The aim of the Ethnographic Survey is to present a concise, critical and accurate account of our present knowledge of the tribal groupings, distribution, physical environment, social conditions, political and economic structure, religious beliefs and cult practices, technology and art of the African peoples. The material is to be presented as briefly and on as consistent a plan as possible, and the text will be supplemented by maps and comprehensive bibliographies.
The Ethnographic Survey will be published as a series of separate, self-contained studies, each devoted to one particular people or cluster of peoples. It is hoped that publication in this form will make results more quickly and readily available to those interested in specific areas or groups. The sections of the survey will be published as they are completed, and a list of those in course of publication is given on the cover of this section.
Since the unequal value and the generally unsystematic nature of the available information constituted a chief reason for undertaking this survey, it will be obvious that the material here presented can make no claim to be complete or definitive. Every effort has been made, however, to scrutinize all available literature and to check it by reference to unpublished sources and to workers actually in the field; thus it is intended to present a clear picture of our existing knowledge and to point out the directions in which the need for further studies is most pressing. Any assistance from those who are in a position to remedy deficiencies and correct inaccuracies by providing supplementary material will be greatly appreciated.

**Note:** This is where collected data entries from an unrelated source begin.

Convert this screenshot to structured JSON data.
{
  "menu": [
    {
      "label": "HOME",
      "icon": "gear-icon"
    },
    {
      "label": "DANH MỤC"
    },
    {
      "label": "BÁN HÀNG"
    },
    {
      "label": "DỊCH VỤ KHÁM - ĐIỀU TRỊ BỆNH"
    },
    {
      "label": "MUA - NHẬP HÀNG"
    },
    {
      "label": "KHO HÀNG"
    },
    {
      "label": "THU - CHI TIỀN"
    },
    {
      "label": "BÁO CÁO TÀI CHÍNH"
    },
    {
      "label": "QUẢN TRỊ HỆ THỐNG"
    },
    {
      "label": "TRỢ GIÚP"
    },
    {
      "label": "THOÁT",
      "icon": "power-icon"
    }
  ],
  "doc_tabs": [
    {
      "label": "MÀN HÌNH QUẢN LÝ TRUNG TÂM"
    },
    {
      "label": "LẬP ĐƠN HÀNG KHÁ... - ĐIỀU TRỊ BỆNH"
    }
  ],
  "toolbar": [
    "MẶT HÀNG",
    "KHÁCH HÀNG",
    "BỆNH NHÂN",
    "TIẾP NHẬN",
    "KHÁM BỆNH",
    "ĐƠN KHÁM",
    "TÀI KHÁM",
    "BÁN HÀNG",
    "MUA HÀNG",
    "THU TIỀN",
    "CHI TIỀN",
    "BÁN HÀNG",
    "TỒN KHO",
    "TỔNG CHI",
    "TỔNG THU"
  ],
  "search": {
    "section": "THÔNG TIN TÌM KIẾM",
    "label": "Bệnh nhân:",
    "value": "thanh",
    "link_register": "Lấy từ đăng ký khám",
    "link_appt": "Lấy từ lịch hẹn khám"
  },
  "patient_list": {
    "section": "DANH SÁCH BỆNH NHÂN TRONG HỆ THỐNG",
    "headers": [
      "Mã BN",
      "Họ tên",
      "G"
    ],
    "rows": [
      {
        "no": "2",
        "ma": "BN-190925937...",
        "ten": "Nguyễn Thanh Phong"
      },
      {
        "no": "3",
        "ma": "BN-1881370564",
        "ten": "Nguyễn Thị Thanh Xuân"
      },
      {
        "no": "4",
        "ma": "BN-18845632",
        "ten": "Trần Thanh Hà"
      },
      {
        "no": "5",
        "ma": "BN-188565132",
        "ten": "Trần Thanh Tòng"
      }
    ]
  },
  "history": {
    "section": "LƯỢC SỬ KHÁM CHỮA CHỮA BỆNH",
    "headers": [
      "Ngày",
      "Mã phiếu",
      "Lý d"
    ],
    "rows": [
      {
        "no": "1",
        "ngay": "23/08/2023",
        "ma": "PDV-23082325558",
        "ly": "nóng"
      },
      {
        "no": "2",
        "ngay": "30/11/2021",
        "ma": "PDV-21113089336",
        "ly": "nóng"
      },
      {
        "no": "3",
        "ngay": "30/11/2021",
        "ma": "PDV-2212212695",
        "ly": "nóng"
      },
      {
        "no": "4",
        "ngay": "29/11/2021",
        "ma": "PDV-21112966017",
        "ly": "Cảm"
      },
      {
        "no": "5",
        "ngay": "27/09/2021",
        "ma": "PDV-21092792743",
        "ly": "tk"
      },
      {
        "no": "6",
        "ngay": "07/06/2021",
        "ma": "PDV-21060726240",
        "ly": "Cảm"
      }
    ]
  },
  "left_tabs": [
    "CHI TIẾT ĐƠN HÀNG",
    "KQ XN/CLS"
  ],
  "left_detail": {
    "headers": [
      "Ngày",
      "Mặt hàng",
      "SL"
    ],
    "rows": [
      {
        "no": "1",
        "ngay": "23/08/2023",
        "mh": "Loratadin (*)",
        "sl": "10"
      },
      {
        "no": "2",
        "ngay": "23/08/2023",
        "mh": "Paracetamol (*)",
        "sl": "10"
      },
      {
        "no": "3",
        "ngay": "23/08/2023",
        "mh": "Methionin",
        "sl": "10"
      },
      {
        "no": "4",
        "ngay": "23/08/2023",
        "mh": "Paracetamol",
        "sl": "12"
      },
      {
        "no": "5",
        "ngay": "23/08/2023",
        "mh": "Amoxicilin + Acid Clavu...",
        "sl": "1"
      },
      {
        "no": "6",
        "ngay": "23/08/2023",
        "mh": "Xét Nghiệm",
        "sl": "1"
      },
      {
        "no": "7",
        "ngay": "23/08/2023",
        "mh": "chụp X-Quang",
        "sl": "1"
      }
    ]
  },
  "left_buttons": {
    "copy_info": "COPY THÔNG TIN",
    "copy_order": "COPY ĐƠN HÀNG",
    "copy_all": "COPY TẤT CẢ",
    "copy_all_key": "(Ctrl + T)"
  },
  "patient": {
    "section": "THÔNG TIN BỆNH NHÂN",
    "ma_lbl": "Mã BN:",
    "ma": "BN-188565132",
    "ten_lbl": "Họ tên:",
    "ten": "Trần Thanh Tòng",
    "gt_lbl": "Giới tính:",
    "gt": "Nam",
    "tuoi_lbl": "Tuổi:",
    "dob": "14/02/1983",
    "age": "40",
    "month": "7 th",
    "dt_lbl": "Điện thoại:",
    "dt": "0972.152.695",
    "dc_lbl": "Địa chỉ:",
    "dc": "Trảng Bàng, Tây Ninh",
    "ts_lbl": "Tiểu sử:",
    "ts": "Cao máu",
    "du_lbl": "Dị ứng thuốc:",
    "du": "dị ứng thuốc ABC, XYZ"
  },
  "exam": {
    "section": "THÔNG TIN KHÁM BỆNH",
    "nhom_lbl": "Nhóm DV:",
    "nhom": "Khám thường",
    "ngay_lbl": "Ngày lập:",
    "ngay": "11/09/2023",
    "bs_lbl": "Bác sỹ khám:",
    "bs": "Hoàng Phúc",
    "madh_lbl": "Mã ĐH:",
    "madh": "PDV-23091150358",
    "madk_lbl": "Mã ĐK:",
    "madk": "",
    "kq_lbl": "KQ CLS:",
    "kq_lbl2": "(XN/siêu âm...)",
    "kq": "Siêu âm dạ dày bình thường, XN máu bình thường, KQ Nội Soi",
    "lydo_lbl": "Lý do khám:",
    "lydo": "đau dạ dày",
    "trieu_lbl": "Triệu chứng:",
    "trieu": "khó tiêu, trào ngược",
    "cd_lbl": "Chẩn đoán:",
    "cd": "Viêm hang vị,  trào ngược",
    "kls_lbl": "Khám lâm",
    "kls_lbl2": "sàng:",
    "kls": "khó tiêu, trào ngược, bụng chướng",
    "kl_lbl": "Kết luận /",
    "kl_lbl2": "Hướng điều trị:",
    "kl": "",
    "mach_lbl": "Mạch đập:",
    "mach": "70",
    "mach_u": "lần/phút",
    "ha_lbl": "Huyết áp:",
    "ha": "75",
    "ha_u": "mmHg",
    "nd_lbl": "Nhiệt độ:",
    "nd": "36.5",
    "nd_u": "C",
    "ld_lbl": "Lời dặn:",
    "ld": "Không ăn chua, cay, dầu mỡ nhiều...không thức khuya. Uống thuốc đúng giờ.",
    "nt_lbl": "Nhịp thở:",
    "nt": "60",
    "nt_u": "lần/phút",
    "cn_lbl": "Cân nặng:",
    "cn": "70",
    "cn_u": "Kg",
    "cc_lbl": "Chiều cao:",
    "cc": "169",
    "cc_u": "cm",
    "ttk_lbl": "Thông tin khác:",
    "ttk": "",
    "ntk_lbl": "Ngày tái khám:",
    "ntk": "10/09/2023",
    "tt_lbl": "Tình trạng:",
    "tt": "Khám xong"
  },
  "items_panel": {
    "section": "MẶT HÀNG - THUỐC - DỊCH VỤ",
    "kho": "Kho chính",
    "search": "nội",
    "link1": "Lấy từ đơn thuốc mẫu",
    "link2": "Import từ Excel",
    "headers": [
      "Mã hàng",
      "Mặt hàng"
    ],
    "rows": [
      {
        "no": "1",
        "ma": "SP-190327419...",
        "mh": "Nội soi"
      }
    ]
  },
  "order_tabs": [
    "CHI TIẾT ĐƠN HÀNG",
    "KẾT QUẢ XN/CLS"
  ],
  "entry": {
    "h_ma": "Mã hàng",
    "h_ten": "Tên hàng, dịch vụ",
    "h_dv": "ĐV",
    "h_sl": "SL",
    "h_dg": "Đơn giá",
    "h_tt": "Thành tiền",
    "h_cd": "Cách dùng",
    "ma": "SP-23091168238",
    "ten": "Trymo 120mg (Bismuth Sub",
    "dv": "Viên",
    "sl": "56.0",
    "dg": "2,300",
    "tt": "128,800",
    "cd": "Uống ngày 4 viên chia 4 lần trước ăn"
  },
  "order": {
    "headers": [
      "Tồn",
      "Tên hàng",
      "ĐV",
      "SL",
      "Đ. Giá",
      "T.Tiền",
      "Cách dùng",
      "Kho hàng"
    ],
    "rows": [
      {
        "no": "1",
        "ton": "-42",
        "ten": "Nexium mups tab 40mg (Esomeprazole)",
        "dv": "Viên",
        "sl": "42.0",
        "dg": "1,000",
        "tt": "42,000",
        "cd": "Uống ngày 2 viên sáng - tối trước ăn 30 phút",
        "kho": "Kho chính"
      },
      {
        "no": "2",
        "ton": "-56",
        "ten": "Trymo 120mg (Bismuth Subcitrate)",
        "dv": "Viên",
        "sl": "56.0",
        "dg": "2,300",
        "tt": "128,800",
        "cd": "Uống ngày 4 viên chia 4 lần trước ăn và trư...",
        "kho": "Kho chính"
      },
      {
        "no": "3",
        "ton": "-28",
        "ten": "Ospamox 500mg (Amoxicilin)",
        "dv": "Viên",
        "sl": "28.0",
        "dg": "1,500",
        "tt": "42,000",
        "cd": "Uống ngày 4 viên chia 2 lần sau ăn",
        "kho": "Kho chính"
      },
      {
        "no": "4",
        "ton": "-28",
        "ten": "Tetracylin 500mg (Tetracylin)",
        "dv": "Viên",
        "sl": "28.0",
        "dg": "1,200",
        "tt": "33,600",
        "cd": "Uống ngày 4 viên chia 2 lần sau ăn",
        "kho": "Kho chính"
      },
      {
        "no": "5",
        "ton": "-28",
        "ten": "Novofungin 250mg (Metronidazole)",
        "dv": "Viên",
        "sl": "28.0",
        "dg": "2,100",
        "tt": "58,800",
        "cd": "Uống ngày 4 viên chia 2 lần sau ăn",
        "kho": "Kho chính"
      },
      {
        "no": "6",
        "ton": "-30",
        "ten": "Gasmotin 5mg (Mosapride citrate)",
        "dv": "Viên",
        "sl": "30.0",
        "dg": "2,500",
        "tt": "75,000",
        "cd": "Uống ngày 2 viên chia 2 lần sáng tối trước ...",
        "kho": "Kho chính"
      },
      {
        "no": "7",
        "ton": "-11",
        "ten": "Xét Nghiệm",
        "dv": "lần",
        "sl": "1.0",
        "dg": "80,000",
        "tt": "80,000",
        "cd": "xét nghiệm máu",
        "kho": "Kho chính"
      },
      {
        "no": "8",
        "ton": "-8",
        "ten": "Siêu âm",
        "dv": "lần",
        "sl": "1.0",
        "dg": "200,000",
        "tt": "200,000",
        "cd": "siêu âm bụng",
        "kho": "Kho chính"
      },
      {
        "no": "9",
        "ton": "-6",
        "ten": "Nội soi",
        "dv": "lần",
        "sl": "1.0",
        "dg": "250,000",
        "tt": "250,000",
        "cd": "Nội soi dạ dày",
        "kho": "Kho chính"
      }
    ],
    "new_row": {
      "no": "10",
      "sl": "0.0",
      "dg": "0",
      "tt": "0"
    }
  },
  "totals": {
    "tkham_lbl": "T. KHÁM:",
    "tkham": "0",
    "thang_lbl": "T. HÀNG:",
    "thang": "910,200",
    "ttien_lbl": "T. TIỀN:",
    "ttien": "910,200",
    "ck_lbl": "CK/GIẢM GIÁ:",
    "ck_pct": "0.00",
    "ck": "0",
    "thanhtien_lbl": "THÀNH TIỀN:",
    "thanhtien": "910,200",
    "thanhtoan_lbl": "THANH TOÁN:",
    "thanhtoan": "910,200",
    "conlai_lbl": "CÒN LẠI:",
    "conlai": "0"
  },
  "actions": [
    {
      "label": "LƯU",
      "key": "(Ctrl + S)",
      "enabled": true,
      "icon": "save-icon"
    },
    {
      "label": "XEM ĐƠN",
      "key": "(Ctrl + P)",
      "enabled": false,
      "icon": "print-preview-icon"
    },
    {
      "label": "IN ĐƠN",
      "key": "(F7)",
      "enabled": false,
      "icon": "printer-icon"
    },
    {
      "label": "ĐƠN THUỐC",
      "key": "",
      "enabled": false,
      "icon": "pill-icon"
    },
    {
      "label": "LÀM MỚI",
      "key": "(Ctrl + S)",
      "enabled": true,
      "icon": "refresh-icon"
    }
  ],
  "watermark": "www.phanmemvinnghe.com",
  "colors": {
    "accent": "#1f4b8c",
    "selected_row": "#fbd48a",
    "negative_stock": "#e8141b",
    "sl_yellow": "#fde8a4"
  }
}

The International African Institute expresses its thanks to the Colonial Social Science Research Council, for recommending the grant which has made possible the initiation of the work, and also to the many scholars, research workers, administrative officers and missionaries in Europe, South Africa and the various African territories who have so generously responded to our appeals for information and who have spared time to correct and add to the drafts. We are especially grateful for help given in the preparation of this part of the Survey The Ibo and Ibibio-speaking Peoples by Mr. G. I. Jones, Lecturer in Anthropology in the University of Cambridge, who made available his extensive records of Ibo and Ibibio groups assembled during his long period of service and study in South-Eastern Nigeria; and also to Miss Barbara Pym who assisted throughout in the compilation of published and unpublished material.
Daryll Forde
Director, International African Institute
Contents
MAP
Part I.
General
L OCATION
South-eastern Nigeria: Provinces of Onitsha, Owerri, Rivers (E.), Ogoja (W.), Benin (SE.), and Warri (NE.).
N OMENCLATURE
Before the advent of Europeans the Ibo had no common name and village groups were generally referred to by the name of a putative ancestral founder. The word Ibo has been used among the peoples themselves as a term of contempt by the Riverain Ibo (Oru) for their hinterland congeners. Meek suggests that the name may, like many African tribal titles, mean the people, embodying the Sudanic root -bo (or po ); it may also mean slaves, a title conferred possibly by the Igala, among whom the word for slave is onigbo ( oni meaning people). Jeffreys considers that Ibo originally meant forest-dwellers, and, as a secondary or derived meaning, slaves. Its use by Europeans in the form Heebo or Ibo appears early in the slave trade to refer to any Ibo-speaking groups. It was also applied at first to the Ibibio who were later distinguished as Kwa Ibo after the principal river in their country. To-day the name is used by the people primarily for the language, secondarily for Ibo-speaking groups other than ones own, but with reference to oneself only when speaking to a European.